Repeat subfamily methylation level alternations in NSCLC A. Proportion of repeats in each class, overall and overlapping any hypoDMR or hyperDMR. Proportions < 0.02 are not shown. B. Median subfamily Jukes–Cantor distance versus the median average CpG methylation level in normal lung samples, TE subfamilies only. C. Median subfamily average CpG methylation level in normal lung samples versus standard deviation across normal lung samples, TE subfamilies only. D. Median subfamily Jukes–Cantor distance versus the change in median average CpG methylation level between normal lung and primary tumor samples, TE subfamilies only. Dashed line indicates no change in median methylation. E. Distribution of standard deviations in subfamily average CpG methylation level across normal lung and tumor samples. F. Standard deviation in subfamily average CpG methylation level in normal lung versus tumor samples. Dashed line indicates identity. G. The average methylation level in all normal lung and tumor samples, for repeat subfamilies with a change in median average methylation between normal lung and tumors samples ≥ 0.05 and a Wilcox P < 0.01. Ordered by absolute change in median average methylation. JC, Jukes–Cantor.
Enrichment of repeat subfamilies for overlap with DMRs A. Log odds ratio enrichment of DMRs over repeat subfamilies, colored by repeat class, by DMR direction. Only subfamilies overlapping > 5 DMRs across all patients are shown. Dashed line represents no enrichment or depletion. B. Subfamily CpG density versus LOR enrichment for overlap with DMRs, by DMR direction, TE subfamilies only.

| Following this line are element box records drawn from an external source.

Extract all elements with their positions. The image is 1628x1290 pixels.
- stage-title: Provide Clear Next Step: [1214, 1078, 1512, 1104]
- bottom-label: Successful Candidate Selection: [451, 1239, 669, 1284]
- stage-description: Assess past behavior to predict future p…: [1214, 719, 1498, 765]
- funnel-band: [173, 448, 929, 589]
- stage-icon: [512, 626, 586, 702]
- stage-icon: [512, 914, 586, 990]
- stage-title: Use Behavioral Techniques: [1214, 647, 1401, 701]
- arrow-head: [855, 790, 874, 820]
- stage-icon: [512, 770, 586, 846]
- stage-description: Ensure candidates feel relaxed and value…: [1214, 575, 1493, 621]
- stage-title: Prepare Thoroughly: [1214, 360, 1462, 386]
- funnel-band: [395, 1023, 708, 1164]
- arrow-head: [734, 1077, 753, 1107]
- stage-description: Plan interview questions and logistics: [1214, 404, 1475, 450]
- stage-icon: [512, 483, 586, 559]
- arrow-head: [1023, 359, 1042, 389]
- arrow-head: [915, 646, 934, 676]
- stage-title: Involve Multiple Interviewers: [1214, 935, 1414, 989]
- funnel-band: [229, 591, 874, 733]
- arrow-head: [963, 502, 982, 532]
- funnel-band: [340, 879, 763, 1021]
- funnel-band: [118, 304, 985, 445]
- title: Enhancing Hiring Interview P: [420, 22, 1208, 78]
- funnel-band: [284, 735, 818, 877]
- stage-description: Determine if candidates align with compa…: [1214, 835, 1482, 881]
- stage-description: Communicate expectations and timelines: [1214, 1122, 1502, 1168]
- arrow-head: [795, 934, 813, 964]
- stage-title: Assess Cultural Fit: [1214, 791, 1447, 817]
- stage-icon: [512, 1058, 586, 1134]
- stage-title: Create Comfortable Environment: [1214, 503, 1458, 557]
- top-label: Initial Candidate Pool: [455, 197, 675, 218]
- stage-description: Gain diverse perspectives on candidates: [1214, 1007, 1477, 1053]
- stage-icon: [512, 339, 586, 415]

Patient clinicopathological data
Percent of genes in each category whose promoters overlapped DMRs
Summary of TCGA LUAD samples and files obtained by data type per case
Data Availability Statement
The MeDIP-seq, MRE-seq, M&M, and methylCRF data generated in this study are publicly available at a public WashU Epigenome Browser datahub (https://epigenomegateway.wustl.edu/browser/?genome=hg19&hub=https://wangftp.wustl.edu/∼epehrsson/NSCLC_primary/NSCLC_primary). Tracks are linked to sample and patient clinicopathologic data. In addition, all sequencing data generated as a part of this study have been deposited in GEO (GEO: GSE210957).